Si le fait d’incorporer ces symboles dans la discussion permet de communiquer les sentiments, leur absence est tout aussi parlante. « Si je ne mets pas d’émoji, alors la personne saura que je suis contrariée », souligne Kaissa. Si l’on remonte quelques décennies en arrière, les messages commençant par une majuscule et se terminant par un point avaient un caractère banal. Mais à l’ère du numérique, cela prend un tout autre sens. Ce style « trop » direct peut être perçu comme négatif, et ainsi laisser une atmosphère non chaleureuse.

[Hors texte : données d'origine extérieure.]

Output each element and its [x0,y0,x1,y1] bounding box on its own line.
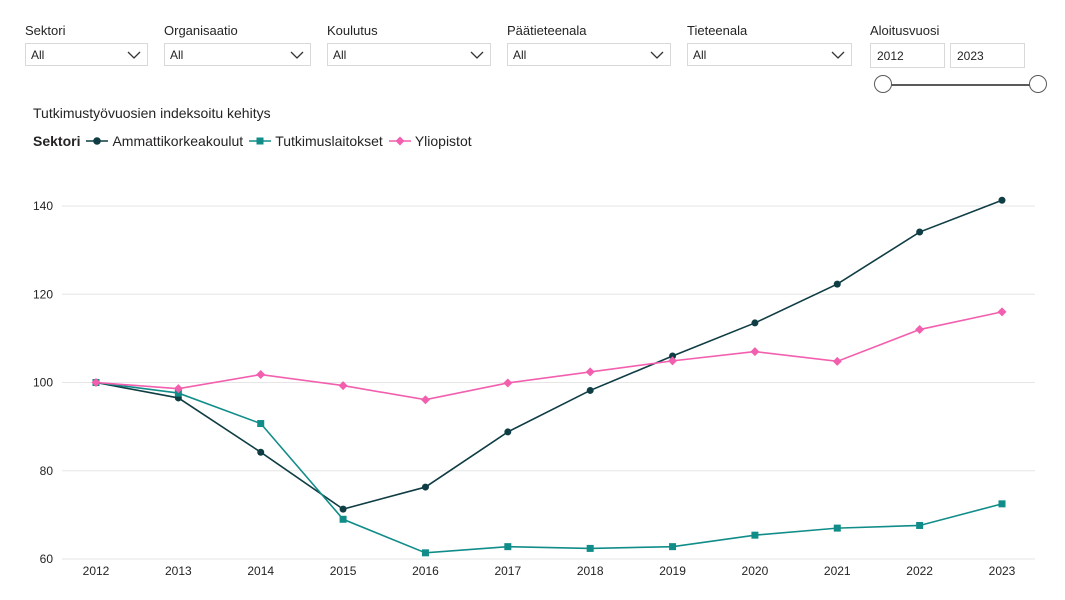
organisaatio-dropdown[interactable]: All [164,43,311,66]
x-tick-label: 2022 [906,564,933,578]
data-point [257,420,265,428]
x-tick-label: 2017 [494,564,521,578]
dropdown-value: All [170,48,184,62]
slicer-label: Sektori [25,23,66,38]
data-point [339,505,347,513]
slicer-label: Tieteenala [687,23,748,38]
x-tick-label: 2014 [247,564,274,578]
x-tick-label: 2015 [330,564,357,578]
legend: Sektori Ammattikorkeakoulut Tutkimuslait… [33,132,478,150]
slicer-label: Koulutus [327,23,378,38]
chevron-down-icon [831,51,845,59]
x-tick-label: 2018 [577,564,604,578]
chevron-down-icon [470,51,484,59]
legend-label: Yliopistot [414,133,472,149]
start-year-input[interactable]: 2012 [870,43,945,68]
data-point [669,543,677,551]
slicer-koulutus: Koulutus All [327,22,491,66]
year-slider-end-handle[interactable] [1029,75,1047,93]
year-slider-track[interactable] [884,84,1039,86]
dropdown-value: All [333,48,347,62]
diamond-marker-icon [388,136,411,146]
sektori-dropdown[interactable]: All [25,43,148,66]
slicer-label: Organisaatio [164,23,238,38]
end-year-input[interactable]: 2023 [950,43,1025,68]
data-point [998,500,1006,508]
data-point [833,280,841,288]
legend-item-yo[interactable]: Yliopistot [388,133,472,149]
data-point [586,544,594,552]
x-tick-label: 2019 [659,564,686,578]
data-point [504,543,512,551]
legend-item-amk[interactable]: Ammattikorkeakoulut [86,133,243,149]
data-point [750,347,760,357]
circle-marker-icon [86,137,109,145]
series-line [95,199,1003,511]
slicer-paatieteenala: Päätieteenala All [507,22,671,66]
data-point [504,428,512,436]
year-slider-start-handle[interactable] [874,75,892,93]
data-point [503,378,513,388]
y-tick-label: 120 [33,287,53,301]
x-tick-label: 2012 [83,564,110,578]
data-point [916,228,924,236]
y-tick-label: 80 [40,464,54,478]
data-point [915,325,925,335]
data-point [173,384,183,394]
data-point [421,483,429,491]
square-marker-icon [249,137,272,145]
chevron-down-icon [127,51,141,59]
data-point [751,531,759,539]
legend-label: Ammattikorkeakoulut [112,133,244,149]
tieteenala-dropdown[interactable]: All [687,43,852,66]
dropdown-value: All [693,48,707,62]
data-point [751,319,759,327]
x-tick-label: 2013 [165,564,192,578]
slicer-label: Päätieteenala [507,23,587,38]
y-tick-label: 100 [33,376,53,390]
data-point [257,448,265,456]
x-tick-label: 2021 [824,564,851,578]
data-point [833,524,841,532]
slicer-label: Aloitusvuosi [870,23,940,38]
data-point [997,307,1007,317]
series-line [95,311,1003,401]
data-point [421,549,429,557]
legend-label: Tutkimuslaitokset [275,133,383,149]
slicer-tieteenala: Tieteenala All [687,22,852,66]
slicer-sektori: Sektori All [25,22,148,66]
series-line [95,381,1003,554]
data-point [256,370,266,380]
paatieteenala-dropdown[interactable]: All [507,43,671,66]
data-point [669,352,677,360]
chevron-down-icon [290,51,304,59]
data-point [339,515,347,523]
slicer-aloitusvuosi: Aloitusvuosi [870,22,1050,40]
data-point [998,196,1006,204]
data-point [338,381,348,391]
y-tick-label: 60 [40,552,54,566]
y-tick-label: 140 [33,199,53,213]
chevron-down-icon [650,51,664,59]
data-point [91,378,101,387]
legend-item-tutk[interactable]: Tutkimuslaitokset [249,133,383,149]
koulutus-dropdown[interactable]: All [327,43,491,66]
data-point [916,521,924,529]
dropdown-value: All [31,48,45,62]
x-tick-label: 2016 [412,564,439,578]
x-tick-label: 2023 [989,564,1016,578]
legend-title: Sektori [33,133,81,149]
data-point [420,395,430,405]
data-point [586,386,594,394]
chart-title: Tutkimustyövuosien indeksoitu kehitys [33,105,271,121]
data-point [668,356,678,366]
data-point [585,367,595,377]
slicer-organisaatio: Organisaatio All [164,22,311,66]
x-tick-label: 2020 [742,564,769,578]
dropdown-value: All [513,48,527,62]
data-point [832,356,842,366]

À l’instar des téléphones intelligents, le média social Facebook s’est démarqué en dévoilant une série de boutons de réaction reflétant plusieurs émotions. En plus des mentions « j’aime » et « partager », les internautes ont désormais la possibilité de réagir à des publications avec l’icône de leur choix. En avril dernier, le média social a inauguré un nouveau bouton « solidaire », afin que les internautes puissent montrer leur soutien au personnel soignant qui est en première ligne face à la crise sanitaire.
Louise qui avoue ne pas être une grande adepte des réseaux sociaux se laisse parfois entraîner par la « vibe » Facebook. Elle explique utiliser avec plaisir les réactions qui s’offrent à elle. « Le bouton “j’aime” ne donne pas vraiment le choix. Parfois, ce n’est pas que tu aimes ou que tu n’aimes pas, ça peut juste te faire rire, ou des fois tu as un coup de cœur », confie-t-elle.
La popularité des émojis se manifeste également auprès des personnes appartenant à la génération X. C’est le cas de Marc, directeur d’usine, âgé de 45 ans. Celui-ci admet s’en servir fréquemment lorsqu’il communique avec ses proches. Le quadragénaire affirme également en faire usage de temps en temps dans le cadre de son travail. « Au début de ma carrière, lorsque j’écrivais des courriels, j’étais très direct. Avec les émojis, le message passe mieux », admet-il. Le directeur d’usine s’est laissé porter par cette tendance grâce à son jeune entourage, « Ça me permet de m’actualiser », ajoute-t-il.
Le miroir de la société
En plus de retranscrire les émotions, les émojis s’adaptent aux évolutions de la société, à ses enjeux, et participent à l’inclusion des minorités. Ainsi, le mouvement *#LesViesNoiresComptent* sur Twitter a, par exemple, été accompagné de l’émoji point levé qui est un symbole de la fierté noire. Ce qui est actuellement au cœur des discussions est autre que l’arrivée de l’émoji seringue qui illustre le vaccin de la COVID-19. Si cette mise à jour du géant Apple commence déjà à faire couler beaucoup d’encre, elle suscite des débats sur les médias sociaux.